On the way to parking down on Fremont Street for the Convergence, we finally got to go to our first Blue Beacon Truck Wash. A lot of full timers rave about Blue Beacon, so we got to try it for ourselves. Our vehicles were covered in so much dirt and dust from the Wash. We wanted to be all clean and shiny parked downtown.
Our parking spot downtown on Fremont street was between 9th and 10th on Fremont. They had gated most of it, and put up a temporary fence on the rest. We also had security. There were a couple of small issues, but other than that it was overall just noisy. It definitely was interesting being parked within walking distance of the Fremont Experience. Here’s a panoramic from the lot:
Here is a medley of pictures from the Convergence:
After the Convergence, we went back to Government Wash for a bit, and then we also spent some time within a couple of RV parks in the area. We stayed at the Oasis RV Park, and at the Sam’s Town KOA. While at the Oasis we added another battery to our system. We love the Oasis, it’s quiet and secure. It’s just expensive to stay long term. When we were at the KOA, we repaired a roof leak. We had been leaking from one of our front flanges where our cables go in. The nice weather let us find and then fix the leak.

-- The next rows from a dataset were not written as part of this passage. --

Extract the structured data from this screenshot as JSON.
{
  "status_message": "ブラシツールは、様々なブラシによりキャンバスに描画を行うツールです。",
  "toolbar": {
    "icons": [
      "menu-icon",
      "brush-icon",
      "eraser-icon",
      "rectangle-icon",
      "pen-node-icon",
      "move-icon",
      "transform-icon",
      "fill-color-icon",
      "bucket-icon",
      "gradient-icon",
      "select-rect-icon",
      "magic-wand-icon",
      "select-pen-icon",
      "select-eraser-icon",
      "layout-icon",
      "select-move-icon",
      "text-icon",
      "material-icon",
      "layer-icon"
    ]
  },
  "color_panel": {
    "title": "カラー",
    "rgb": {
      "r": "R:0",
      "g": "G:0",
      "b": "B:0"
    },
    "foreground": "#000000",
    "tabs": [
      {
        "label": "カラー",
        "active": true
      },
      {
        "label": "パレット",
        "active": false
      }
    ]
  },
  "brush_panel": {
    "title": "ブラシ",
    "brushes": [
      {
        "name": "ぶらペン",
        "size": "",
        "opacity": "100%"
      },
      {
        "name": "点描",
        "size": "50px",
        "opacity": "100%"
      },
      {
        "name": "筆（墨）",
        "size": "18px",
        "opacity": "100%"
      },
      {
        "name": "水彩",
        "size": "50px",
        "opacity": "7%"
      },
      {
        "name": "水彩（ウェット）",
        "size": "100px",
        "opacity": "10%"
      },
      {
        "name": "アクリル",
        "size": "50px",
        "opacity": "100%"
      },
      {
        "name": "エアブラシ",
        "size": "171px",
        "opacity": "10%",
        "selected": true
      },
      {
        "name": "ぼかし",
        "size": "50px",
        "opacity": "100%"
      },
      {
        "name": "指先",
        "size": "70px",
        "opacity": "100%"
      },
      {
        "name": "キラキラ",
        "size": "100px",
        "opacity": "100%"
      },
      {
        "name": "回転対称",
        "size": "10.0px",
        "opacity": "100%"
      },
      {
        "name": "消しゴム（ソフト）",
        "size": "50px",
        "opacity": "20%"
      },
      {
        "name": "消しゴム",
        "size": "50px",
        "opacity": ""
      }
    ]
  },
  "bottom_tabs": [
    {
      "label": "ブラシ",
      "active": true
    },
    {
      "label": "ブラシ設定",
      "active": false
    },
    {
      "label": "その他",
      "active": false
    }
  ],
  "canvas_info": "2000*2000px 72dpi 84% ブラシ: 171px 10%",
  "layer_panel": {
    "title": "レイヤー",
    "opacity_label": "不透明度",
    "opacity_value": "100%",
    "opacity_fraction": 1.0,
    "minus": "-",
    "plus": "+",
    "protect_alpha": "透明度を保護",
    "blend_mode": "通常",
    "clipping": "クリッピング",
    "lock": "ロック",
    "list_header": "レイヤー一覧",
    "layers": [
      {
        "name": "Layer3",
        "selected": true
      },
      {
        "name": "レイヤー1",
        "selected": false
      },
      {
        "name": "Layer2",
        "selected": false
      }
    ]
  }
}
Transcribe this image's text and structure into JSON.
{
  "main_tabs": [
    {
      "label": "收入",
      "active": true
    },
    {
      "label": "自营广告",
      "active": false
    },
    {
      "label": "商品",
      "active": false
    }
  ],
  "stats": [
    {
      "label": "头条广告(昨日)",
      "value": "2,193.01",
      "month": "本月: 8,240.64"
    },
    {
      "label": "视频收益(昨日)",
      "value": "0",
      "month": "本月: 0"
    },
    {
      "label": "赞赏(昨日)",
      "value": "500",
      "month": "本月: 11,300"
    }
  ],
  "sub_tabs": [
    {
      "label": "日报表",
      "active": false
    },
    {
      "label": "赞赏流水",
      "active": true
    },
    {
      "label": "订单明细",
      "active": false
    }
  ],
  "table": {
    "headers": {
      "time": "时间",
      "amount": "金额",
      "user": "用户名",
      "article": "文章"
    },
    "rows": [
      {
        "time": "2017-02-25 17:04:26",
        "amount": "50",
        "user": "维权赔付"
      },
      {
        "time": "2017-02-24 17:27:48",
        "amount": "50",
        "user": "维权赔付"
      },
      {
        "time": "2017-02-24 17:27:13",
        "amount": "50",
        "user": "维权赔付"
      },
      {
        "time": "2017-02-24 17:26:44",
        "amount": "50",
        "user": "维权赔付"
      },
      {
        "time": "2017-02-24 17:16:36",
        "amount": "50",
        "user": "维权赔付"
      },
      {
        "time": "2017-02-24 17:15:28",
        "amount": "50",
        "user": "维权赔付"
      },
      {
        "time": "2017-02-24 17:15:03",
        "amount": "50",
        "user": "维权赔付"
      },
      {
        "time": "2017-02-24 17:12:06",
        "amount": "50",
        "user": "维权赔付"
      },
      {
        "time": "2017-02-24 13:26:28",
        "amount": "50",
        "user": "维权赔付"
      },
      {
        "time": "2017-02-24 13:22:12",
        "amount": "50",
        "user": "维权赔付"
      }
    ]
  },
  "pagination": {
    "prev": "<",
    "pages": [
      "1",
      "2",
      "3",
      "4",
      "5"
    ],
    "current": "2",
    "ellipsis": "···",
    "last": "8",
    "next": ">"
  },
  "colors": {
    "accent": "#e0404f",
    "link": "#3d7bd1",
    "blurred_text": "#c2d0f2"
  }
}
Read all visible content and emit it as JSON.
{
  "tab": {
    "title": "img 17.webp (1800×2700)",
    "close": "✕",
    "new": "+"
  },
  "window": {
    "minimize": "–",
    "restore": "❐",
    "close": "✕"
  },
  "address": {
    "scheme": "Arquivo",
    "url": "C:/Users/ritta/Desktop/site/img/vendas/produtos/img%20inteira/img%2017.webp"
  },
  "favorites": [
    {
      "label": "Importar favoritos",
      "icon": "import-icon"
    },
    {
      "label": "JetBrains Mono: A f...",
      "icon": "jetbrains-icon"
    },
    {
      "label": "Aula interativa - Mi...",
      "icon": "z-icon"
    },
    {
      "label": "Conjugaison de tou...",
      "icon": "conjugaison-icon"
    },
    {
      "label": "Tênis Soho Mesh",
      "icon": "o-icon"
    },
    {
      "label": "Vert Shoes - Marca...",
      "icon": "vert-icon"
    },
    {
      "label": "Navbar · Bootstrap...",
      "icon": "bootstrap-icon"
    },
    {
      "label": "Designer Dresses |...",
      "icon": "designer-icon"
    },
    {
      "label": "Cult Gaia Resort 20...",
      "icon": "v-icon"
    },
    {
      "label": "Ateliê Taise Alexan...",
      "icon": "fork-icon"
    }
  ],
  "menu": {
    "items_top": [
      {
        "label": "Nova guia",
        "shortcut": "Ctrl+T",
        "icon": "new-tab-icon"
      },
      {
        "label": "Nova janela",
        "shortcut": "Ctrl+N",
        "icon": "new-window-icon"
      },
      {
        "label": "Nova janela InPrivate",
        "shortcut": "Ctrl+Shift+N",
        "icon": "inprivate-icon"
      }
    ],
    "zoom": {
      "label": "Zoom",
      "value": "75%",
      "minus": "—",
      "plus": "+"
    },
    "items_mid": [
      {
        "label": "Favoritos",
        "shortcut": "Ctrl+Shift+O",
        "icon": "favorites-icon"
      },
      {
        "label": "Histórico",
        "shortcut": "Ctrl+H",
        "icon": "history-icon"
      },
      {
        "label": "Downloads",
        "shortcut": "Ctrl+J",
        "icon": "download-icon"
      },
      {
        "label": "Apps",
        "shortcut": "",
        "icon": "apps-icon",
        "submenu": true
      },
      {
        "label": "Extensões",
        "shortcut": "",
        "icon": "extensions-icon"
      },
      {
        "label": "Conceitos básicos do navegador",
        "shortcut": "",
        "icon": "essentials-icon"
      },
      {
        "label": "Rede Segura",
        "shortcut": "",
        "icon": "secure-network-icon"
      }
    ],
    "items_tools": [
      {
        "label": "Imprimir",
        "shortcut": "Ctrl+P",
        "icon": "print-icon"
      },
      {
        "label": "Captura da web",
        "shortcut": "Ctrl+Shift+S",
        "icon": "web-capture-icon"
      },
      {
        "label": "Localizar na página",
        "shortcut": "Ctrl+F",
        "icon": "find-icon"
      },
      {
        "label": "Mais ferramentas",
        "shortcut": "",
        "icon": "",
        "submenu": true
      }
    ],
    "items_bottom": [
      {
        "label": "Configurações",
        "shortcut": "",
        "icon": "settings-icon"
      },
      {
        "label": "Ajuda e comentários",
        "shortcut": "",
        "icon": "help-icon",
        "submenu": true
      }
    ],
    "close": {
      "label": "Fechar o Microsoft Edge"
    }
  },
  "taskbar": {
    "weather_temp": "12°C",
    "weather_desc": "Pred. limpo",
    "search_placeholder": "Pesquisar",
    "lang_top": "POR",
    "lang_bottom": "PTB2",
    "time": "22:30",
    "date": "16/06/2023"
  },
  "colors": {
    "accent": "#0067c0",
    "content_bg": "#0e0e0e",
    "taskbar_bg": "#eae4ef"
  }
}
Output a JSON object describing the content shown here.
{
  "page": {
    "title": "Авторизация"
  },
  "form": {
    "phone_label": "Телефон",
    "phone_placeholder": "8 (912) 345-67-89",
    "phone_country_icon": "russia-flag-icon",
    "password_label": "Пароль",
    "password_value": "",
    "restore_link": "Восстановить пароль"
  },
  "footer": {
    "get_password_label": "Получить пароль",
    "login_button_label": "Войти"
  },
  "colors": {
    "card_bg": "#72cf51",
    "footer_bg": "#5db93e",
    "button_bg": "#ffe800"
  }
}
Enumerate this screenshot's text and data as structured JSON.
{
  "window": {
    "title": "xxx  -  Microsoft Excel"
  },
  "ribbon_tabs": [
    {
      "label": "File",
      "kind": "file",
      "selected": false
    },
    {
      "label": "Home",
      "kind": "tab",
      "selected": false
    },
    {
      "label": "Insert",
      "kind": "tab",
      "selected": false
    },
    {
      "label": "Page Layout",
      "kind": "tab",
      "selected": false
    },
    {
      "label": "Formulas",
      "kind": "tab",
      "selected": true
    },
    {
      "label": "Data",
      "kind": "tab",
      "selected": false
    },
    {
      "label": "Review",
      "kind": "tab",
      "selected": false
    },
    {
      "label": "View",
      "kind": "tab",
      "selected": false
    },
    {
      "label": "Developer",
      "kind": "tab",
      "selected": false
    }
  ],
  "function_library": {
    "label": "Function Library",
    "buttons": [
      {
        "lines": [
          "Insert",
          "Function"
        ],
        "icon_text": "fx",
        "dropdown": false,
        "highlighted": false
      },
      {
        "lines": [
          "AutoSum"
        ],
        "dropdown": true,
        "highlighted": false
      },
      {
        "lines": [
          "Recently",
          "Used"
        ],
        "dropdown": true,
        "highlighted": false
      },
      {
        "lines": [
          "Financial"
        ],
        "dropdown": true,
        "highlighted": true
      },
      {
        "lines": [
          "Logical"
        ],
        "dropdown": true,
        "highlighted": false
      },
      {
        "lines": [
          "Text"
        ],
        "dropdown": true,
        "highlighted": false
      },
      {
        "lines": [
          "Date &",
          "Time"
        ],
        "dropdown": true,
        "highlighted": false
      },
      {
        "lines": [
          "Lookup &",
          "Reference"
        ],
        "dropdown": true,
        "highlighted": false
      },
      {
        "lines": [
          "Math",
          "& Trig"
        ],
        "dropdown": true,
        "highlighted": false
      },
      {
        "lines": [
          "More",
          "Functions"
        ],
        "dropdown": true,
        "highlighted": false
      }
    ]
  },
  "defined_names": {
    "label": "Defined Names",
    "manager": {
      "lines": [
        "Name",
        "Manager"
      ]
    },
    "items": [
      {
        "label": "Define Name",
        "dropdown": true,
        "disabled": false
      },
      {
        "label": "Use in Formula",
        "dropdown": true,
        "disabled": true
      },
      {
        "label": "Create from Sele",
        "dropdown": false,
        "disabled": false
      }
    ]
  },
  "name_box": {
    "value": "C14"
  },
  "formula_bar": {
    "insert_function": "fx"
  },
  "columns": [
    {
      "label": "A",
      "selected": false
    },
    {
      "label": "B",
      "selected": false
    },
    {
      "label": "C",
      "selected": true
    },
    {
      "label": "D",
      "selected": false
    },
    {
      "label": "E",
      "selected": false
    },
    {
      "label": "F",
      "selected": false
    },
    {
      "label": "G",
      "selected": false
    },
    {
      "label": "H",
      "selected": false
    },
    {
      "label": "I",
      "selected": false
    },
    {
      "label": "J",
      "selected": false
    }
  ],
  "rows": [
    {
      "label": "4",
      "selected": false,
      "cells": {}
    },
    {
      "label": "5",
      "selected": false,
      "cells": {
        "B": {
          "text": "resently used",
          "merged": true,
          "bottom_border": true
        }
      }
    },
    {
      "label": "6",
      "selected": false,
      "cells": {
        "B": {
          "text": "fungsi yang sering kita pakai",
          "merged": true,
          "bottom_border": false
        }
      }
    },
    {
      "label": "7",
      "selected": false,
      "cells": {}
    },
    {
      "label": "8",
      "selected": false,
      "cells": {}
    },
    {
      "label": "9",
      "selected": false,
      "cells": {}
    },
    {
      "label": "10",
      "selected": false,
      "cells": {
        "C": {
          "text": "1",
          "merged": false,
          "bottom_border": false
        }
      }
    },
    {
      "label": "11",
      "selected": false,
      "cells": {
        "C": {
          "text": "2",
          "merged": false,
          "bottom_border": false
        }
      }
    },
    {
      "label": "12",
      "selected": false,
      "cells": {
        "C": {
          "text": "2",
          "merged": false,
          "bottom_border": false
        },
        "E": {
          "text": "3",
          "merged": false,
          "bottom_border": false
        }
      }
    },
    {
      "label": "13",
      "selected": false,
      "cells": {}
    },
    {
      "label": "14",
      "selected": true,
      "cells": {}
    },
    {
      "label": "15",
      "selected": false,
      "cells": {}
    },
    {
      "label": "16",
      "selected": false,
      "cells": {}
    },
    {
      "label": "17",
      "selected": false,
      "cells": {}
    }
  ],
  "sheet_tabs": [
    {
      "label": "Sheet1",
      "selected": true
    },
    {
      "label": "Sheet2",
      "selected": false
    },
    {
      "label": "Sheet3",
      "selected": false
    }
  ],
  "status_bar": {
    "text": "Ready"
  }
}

Spending a lengthy time in the area let us do some exploring, celebrate Nate’s birthday at Margaritaville with our friends, watch a show, spend some time at the Bellagio fountains, and visit the Hoover Dam.
Finally, Justin and Stacy drove us out to visit the Valley of Fire. If you’re ever in the area, I highly recommend coming through here. The views and colors are fantastic. We spent several hours here and couldn’t get enough of the coloring and the striations in the stone and rock around us.